Brits have always worked abroad. We had freedom of
movement long before it was available to most of the rest of the world. We used
it well, too. Firstly, in bringing civilisation and light to the dark continents then, much
later, showing our dissatisfaction with state socialism here in Britain by
joining the brain drain to escape punitive taxation that was crippling Britain
under the last Labour government to operate on its founding Marxist principles.
That was, of course, when we were at the forefront of educating the masses,
when grammar schools produced scientists and engineers and bright, young,
employable things.
Although some left for good many came back of course, the
pull of our glorious sceptred isle proving irresistible; deep-veined patriotism
drew this happy breed of men back to our little world, this precious stone set
in a silver sea. And for a while it really looked like we had it all again...
until the displaced socialists resurfaced in their sheep’s clothing and shouted
‘Cool Britannia!’ even as they began dismantling Britannia’s realm forever.
Come one, come all, they cried and come they did. Wages plummeted, education slumped
to a shameful low, Britain’s streets and housing estates turned into war zones
and this royal throne of kings turned into rows and rows of Burger Kings.
Many of those who could, left these shores. Those with
average means retired to the sun and took their pensions with them where their capital
could buy their own blessed plots. The best and brightest were drawn to
prestigious foreign universities. Tech start-ups made independent wealth for a very
few. The rest clung on, out of lack of
means, out of patriotism or xenophobia, or dependence on the bloated welfare
state which systematically turned workers into an underclass of low-worth
breeders, serially ignored by successive administrations because it was cheaper
than the alternative – to admit they were wrong and do something about it.
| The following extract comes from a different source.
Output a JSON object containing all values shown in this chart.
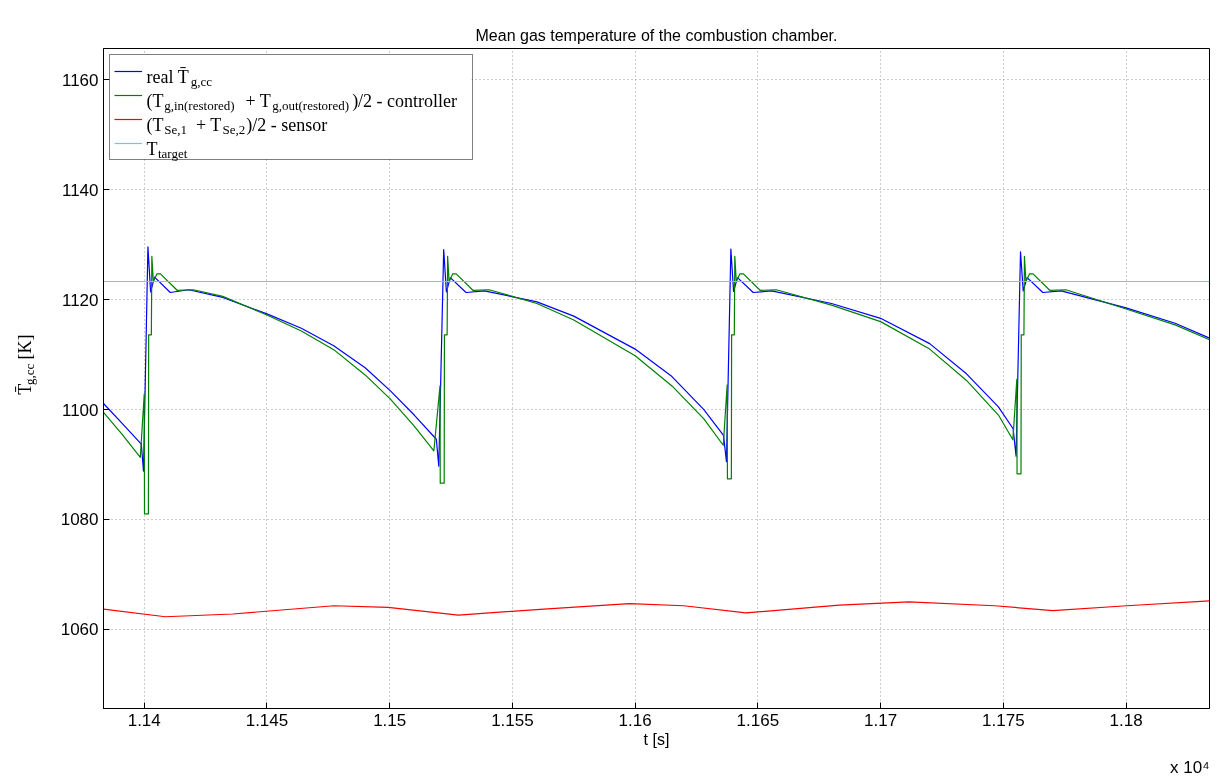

Instead of training our own we imported cheap labour and perpetuated
the rot. Manufacturing declined, the city flourished but went rogue and slowly
but surely Britain changed. A dwindling tax base for a burgeoning welfare bill
and no plan to take control; just the Ponzi scheme of open-doors immigration.
Things can only get better, said New labour, as they watched their plans fall
into place. ‘New hospitals!’ they cried and piled up the public debt! ‘More
doctors!’ they demanded and imported them from afar, from countries less able
to replace them. And somewhere in there (for surely there was a plan?) they
presumably called for ‘More administrators!’
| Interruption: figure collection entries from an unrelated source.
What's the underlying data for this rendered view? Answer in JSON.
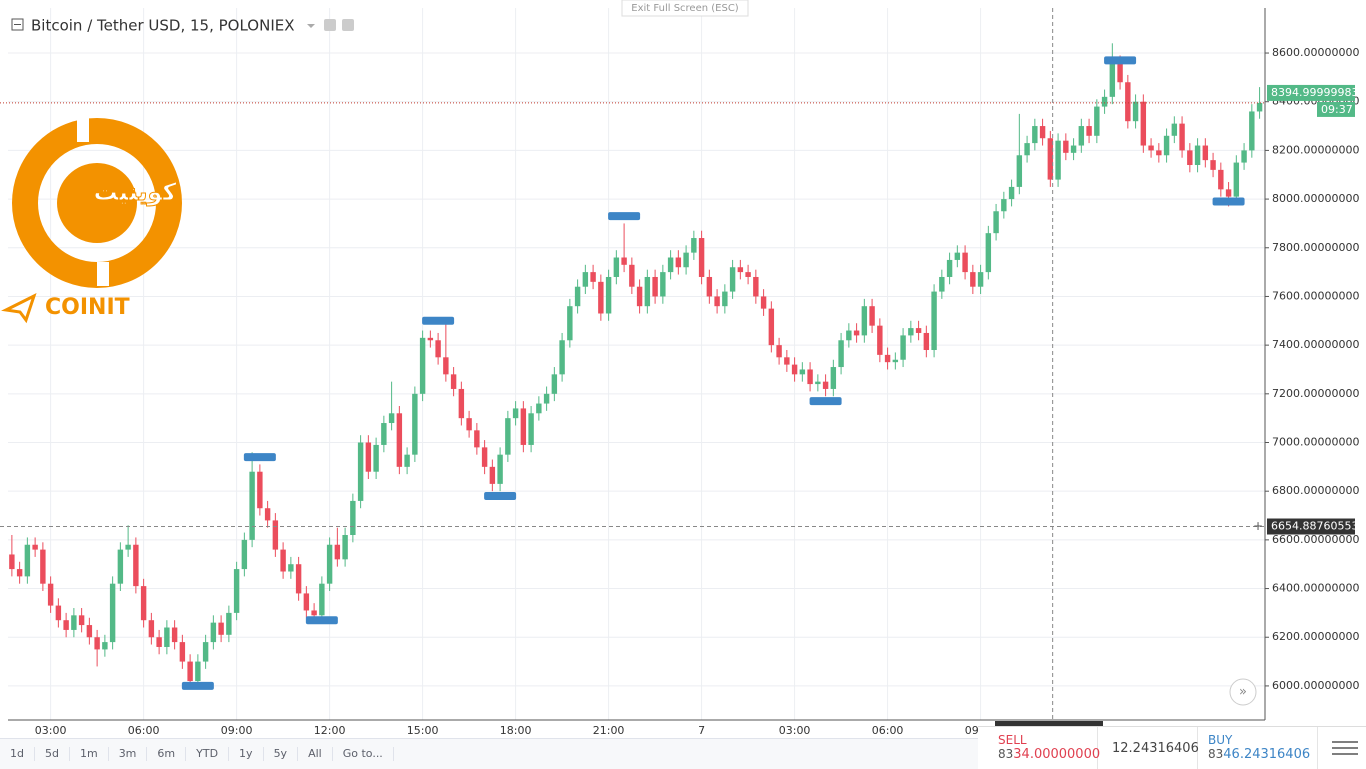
{
  "header": {
    "title": "Bitcoin / Tether USD, 15, POLONIEX",
    "exit_fullscreen": "Exit Full Screen (ESC)"
  },
  "logo": {
    "name": "COINIT",
    "persian": "کوینیت"
  },
  "chart_data": {
    "type": "candlestick",
    "up_color": "#53b987",
    "down_color": "#eb4d5c",
    "marker_color": "#3d85c6",
    "xlim": [
      -0.5,
      161.7
    ],
    "ylim": [
      5860,
      8785
    ],
    "yticks": [
      {
        "value": 6000,
        "label": "6000.00000000"
      },
      {
        "value": 6200,
        "label": "6200.00000000"
      },
      {
        "value": 6400,
        "label": "6400.00000000"
      },
      {
        "value": 6600,
        "label": "6600.00000000"
      },
      {
        "value": 6800,
        "label": "6800.00000000"
      },
      {
        "value": 7000,
        "label": "7000.00000000"
      },
      {
        "value": 7200,
        "label": "7200.00000000"
      },
      {
        "value": 7400,
        "label": "7400.00000000"
      },
      {
        "value": 7600,
        "label": "7600.00000000"
      },
      {
        "value": 7800,
        "label": "7800.00000000"
      },
      {
        "value": 8000,
        "label": "8000.00000000"
      },
      {
        "value": 8200,
        "label": "8200.00000000"
      },
      {
        "value": 8400,
        "label": "8400.00000000"
      },
      {
        "value": 8600,
        "label": "8600.00000000"
      }
    ],
    "xticks": [
      {
        "value": 5,
        "label": "03:00"
      },
      {
        "value": 17,
        "label": "06:00"
      },
      {
        "value": 29,
        "label": "09:00"
      },
      {
        "value": 41,
        "label": "12:00"
      },
      {
        "value": 53,
        "label": "15:00"
      },
      {
        "value": 65,
        "label": "18:00"
      },
      {
        "value": 77,
        "label": "21:00"
      },
      {
        "value": 89,
        "label": "7"
      },
      {
        "value": 101,
        "label": "03:00"
      },
      {
        "value": 113,
        "label": "06:00"
      },
      {
        "value": 125,
        "label": "09:00"
      }
    ],
    "grid": true,
    "last_price": 8394.99999983,
    "countdown": "09:37",
    "crosshair": {
      "price": 6654.88760553,
      "index": 134.3
    },
    "markers": [
      [
        24,
        6000
      ],
      [
        32,
        6940
      ],
      [
        40,
        6270
      ],
      [
        55,
        7500
      ],
      [
        63,
        6780
      ],
      [
        79,
        7930
      ],
      [
        105,
        7170
      ],
      [
        143,
        8570
      ],
      [
        157,
        7990
      ]
    ],
    "candles": [
      [
        6540,
        6620,
        6450,
        6480
      ],
      [
        6480,
        6510,
        6420,
        6450
      ],
      [
        6450,
        6610,
        6420,
        6580
      ],
      [
        6580,
        6610,
        6530,
        6560
      ],
      [
        6560,
        6590,
        6390,
        6420
      ],
      [
        6420,
        6450,
        6300,
        6330
      ],
      [
        6330,
        6360,
        6240,
        6270
      ],
      [
        6270,
        6300,
        6200,
        6230
      ],
      [
        6230,
        6320,
        6200,
        6290
      ],
      [
        6290,
        6320,
        6220,
        6250
      ],
      [
        6250,
        6280,
        6170,
        6200
      ],
      [
        6200,
        6230,
        6080,
        6150
      ],
      [
        6150,
        6210,
        6120,
        6180
      ],
      [
        6180,
        6450,
        6150,
        6420
      ],
      [
        6420,
        6590,
        6390,
        6560
      ],
      [
        6560,
        6660,
        6530,
        6580
      ],
      [
        6580,
        6610,
        6380,
        6410
      ],
      [
        6410,
        6440,
        6240,
        6270
      ],
      [
        6270,
        6300,
        6170,
        6200
      ],
      [
        6200,
        6230,
        6130,
        6160
      ],
      [
        6160,
        6270,
        6130,
        6240
      ],
      [
        6240,
        6270,
        6150,
        6180
      ],
      [
        6180,
        6210,
        6070,
        6100
      ],
      [
        6100,
        6130,
        5990,
        6020
      ],
      [
        6020,
        6130,
        5990,
        6100
      ],
      [
        6100,
        6210,
        6070,
        6180
      ],
      [
        6180,
        6290,
        6150,
        6260
      ],
      [
        6260,
        6290,
        6180,
        6210
      ],
      [
        6210,
        6330,
        6180,
        6300
      ],
      [
        6300,
        6510,
        6270,
        6480
      ],
      [
        6480,
        6630,
        6450,
        6600
      ],
      [
        6600,
        6960,
        6570,
        6880
      ],
      [
        6880,
        6910,
        6700,
        6730
      ],
      [
        6730,
        6760,
        6650,
        6680
      ],
      [
        6680,
        6710,
        6530,
        6560
      ],
      [
        6560,
        6590,
        6440,
        6470
      ],
      [
        6470,
        6530,
        6440,
        6500
      ],
      [
        6500,
        6530,
        6350,
        6380
      ],
      [
        6380,
        6410,
        6280,
        6310
      ],
      [
        6310,
        6340,
        6260,
        6290
      ],
      [
        6290,
        6450,
        6260,
        6420
      ],
      [
        6420,
        6610,
        6390,
        6580
      ],
      [
        6580,
        6650,
        6490,
        6520
      ],
      [
        6520,
        6650,
        6490,
        6620
      ],
      [
        6620,
        6790,
        6590,
        6760
      ],
      [
        6760,
        7030,
        6730,
        7000
      ],
      [
        7000,
        7030,
        6850,
        6880
      ],
      [
        6880,
        7020,
        6850,
        6990
      ],
      [
        6990,
        7110,
        6960,
        7080
      ],
      [
        7080,
        7250,
        7050,
        7120
      ],
      [
        7120,
        7150,
        6870,
        6900
      ],
      [
        6900,
        6980,
        6870,
        6950
      ],
      [
        6950,
        7230,
        6920,
        7200
      ],
      [
        7200,
        7460,
        7170,
        7430
      ],
      [
        7430,
        7460,
        7390,
        7420
      ],
      [
        7420,
        7450,
        7320,
        7350
      ],
      [
        7350,
        7500,
        7250,
        7280
      ],
      [
        7280,
        7310,
        7190,
        7220
      ],
      [
        7220,
        7250,
        7070,
        7100
      ],
      [
        7100,
        7130,
        7020,
        7050
      ],
      [
        7050,
        7080,
        6950,
        6980
      ],
      [
        6980,
        7010,
        6870,
        6900
      ],
      [
        6900,
        6930,
        6800,
        6830
      ],
      [
        6830,
        6980,
        6800,
        6950
      ],
      [
        6950,
        7130,
        6920,
        7100
      ],
      [
        7100,
        7170,
        7070,
        7140
      ],
      [
        7140,
        7170,
        6960,
        6990
      ],
      [
        6990,
        7150,
        6960,
        7120
      ],
      [
        7120,
        7190,
        7090,
        7160
      ],
      [
        7160,
        7230,
        7130,
        7200
      ],
      [
        7200,
        7310,
        7170,
        7280
      ],
      [
        7280,
        7450,
        7250,
        7420
      ],
      [
        7420,
        7590,
        7390,
        7560
      ],
      [
        7560,
        7670,
        7530,
        7640
      ],
      [
        7640,
        7730,
        7610,
        7700
      ],
      [
        7700,
        7730,
        7630,
        7660
      ],
      [
        7660,
        7690,
        7500,
        7530
      ],
      [
        7530,
        7710,
        7500,
        7680
      ],
      [
        7680,
        7790,
        7650,
        7760
      ],
      [
        7760,
        7900,
        7700,
        7730
      ],
      [
        7730,
        7760,
        7610,
        7640
      ],
      [
        7640,
        7670,
        7530,
        7560
      ],
      [
        7560,
        7710,
        7530,
        7680
      ],
      [
        7680,
        7710,
        7570,
        7600
      ],
      [
        7600,
        7730,
        7570,
        7700
      ],
      [
        7700,
        7790,
        7670,
        7760
      ],
      [
        7760,
        7790,
        7690,
        7720
      ],
      [
        7720,
        7810,
        7690,
        7780
      ],
      [
        7780,
        7870,
        7750,
        7840
      ],
      [
        7840,
        7870,
        7650,
        7680
      ],
      [
        7680,
        7710,
        7570,
        7600
      ],
      [
        7600,
        7630,
        7530,
        7560
      ],
      [
        7560,
        7650,
        7530,
        7620
      ],
      [
        7620,
        7750,
        7590,
        7720
      ],
      [
        7720,
        7750,
        7670,
        7700
      ],
      [
        7700,
        7730,
        7650,
        7680
      ],
      [
        7680,
        7710,
        7570,
        7600
      ],
      [
        7600,
        7630,
        7520,
        7550
      ],
      [
        7550,
        7580,
        7370,
        7400
      ],
      [
        7400,
        7430,
        7320,
        7350
      ],
      [
        7350,
        7380,
        7290,
        7320
      ],
      [
        7320,
        7350,
        7250,
        7280
      ],
      [
        7280,
        7330,
        7250,
        7300
      ],
      [
        7300,
        7330,
        7210,
        7240
      ],
      [
        7240,
        7280,
        7210,
        7250
      ],
      [
        7250,
        7280,
        7190,
        7220
      ],
      [
        7220,
        7340,
        7190,
        7310
      ],
      [
        7310,
        7450,
        7280,
        7420
      ],
      [
        7420,
        7490,
        7390,
        7460
      ],
      [
        7460,
        7490,
        7410,
        7440
      ],
      [
        7440,
        7590,
        7410,
        7560
      ],
      [
        7560,
        7590,
        7450,
        7480
      ],
      [
        7480,
        7510,
        7330,
        7360
      ],
      [
        7360,
        7390,
        7300,
        7330
      ],
      [
        7330,
        7370,
        7300,
        7340
      ],
      [
        7340,
        7470,
        7310,
        7440
      ],
      [
        7440,
        7500,
        7410,
        7470
      ],
      [
        7470,
        7500,
        7420,
        7450
      ],
      [
        7450,
        7480,
        7350,
        7380
      ],
      [
        7380,
        7650,
        7350,
        7620
      ],
      [
        7620,
        7710,
        7590,
        7680
      ],
      [
        7680,
        7780,
        7650,
        7750
      ],
      [
        7750,
        7810,
        7720,
        7780
      ],
      [
        7780,
        7810,
        7670,
        7700
      ],
      [
        7700,
        7730,
        7610,
        7640
      ],
      [
        7640,
        7730,
        7610,
        7700
      ],
      [
        7700,
        7890,
        7670,
        7860
      ],
      [
        7860,
        7980,
        7830,
        7950
      ],
      [
        7950,
        8030,
        7920,
        8000
      ],
      [
        8000,
        8080,
        7970,
        8050
      ],
      [
        8050,
        8350,
        8020,
        8180
      ],
      [
        8180,
        8260,
        8150,
        8230
      ],
      [
        8230,
        8330,
        8200,
        8300
      ],
      [
        8300,
        8330,
        8220,
        8250
      ],
      [
        8250,
        8280,
        8050,
        8080
      ],
      [
        8080,
        8270,
        8050,
        8240
      ],
      [
        8240,
        8270,
        8160,
        8190
      ],
      [
        8190,
        8250,
        8160,
        8220
      ],
      [
        8220,
        8330,
        8190,
        8300
      ],
      [
        8300,
        8330,
        8230,
        8260
      ],
      [
        8260,
        8410,
        8230,
        8380
      ],
      [
        8380,
        8450,
        8350,
        8420
      ],
      [
        8420,
        8640,
        8390,
        8560
      ],
      [
        8560,
        8590,
        8450,
        8480
      ],
      [
        8480,
        8510,
        8290,
        8320
      ],
      [
        8320,
        8430,
        8290,
        8400
      ],
      [
        8400,
        8430,
        8190,
        8220
      ],
      [
        8220,
        8250,
        8170,
        8200
      ],
      [
        8200,
        8230,
        8150,
        8180
      ],
      [
        8180,
        8290,
        8150,
        8260
      ],
      [
        8260,
        8340,
        8230,
        8310
      ],
      [
        8310,
        8340,
        8170,
        8200
      ],
      [
        8200,
        8230,
        8110,
        8140
      ],
      [
        8140,
        8250,
        8110,
        8220
      ],
      [
        8220,
        8250,
        8130,
        8160
      ],
      [
        8160,
        8190,
        8090,
        8120
      ],
      [
        8120,
        8150,
        8010,
        8040
      ],
      [
        8040,
        8070,
        7970,
        8010
      ],
      [
        8010,
        8180,
        7980,
        8150
      ],
      [
        8150,
        8230,
        8120,
        8200
      ],
      [
        8200,
        8390,
        8170,
        8360
      ],
      [
        8360,
        8460,
        8330,
        8395
      ]
    ]
  },
  "timeframes": [
    "1d",
    "5d",
    "1m",
    "3m",
    "6m",
    "YTD",
    "1y",
    "5y",
    "All",
    "Go to..."
  ],
  "trade": {
    "sell_label": "SELL",
    "sell_price": [
      "83",
      "34.00000000"
    ],
    "spread": "12.24316406",
    "buy_label": "BUY",
    "buy_price": [
      "83",
      "46.24316406"
    ]
  }
}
Now the junior doctors are threatening to leave and work overseas
and their places will be taken by foreign-trained medics because – just as in
practically every industry - we haven’t preserved the status of home-grown
talent. As the top guys leave we’ll receive the cream of the second divisions
and more Brits will feel displaced and forgotten and seek their own exit by
whatever means. The health service will suffer and social cohesion will worsen,
which will further increase the demand for health services, because poor people
cost so much more to keep well.
Rude Britannia...
And future governments will continue to import more poor
people to maintain their doomed economic model and still try and spin the discontent
as an irrational fear of foreigners, all the while squeezing the funding while
trying to cope with an increasing burden. Training could eventually be
abandoned altogether, relying entirely on ever cheaper, part-trained, non-English speakers
and hiring more and more interpreters to cope with the Babel-chatter of alien labour. Is Brexit the answer? It will never be allowed to happen. But,
look on the bright side: Brits have always worked abroad; there won’t be any decent
ones left here to suffer.
My experience of the NHS and it's counterparts in other parts of the world tells me that the sooner British doctors leave the UK and are replaced by foreign ones the better.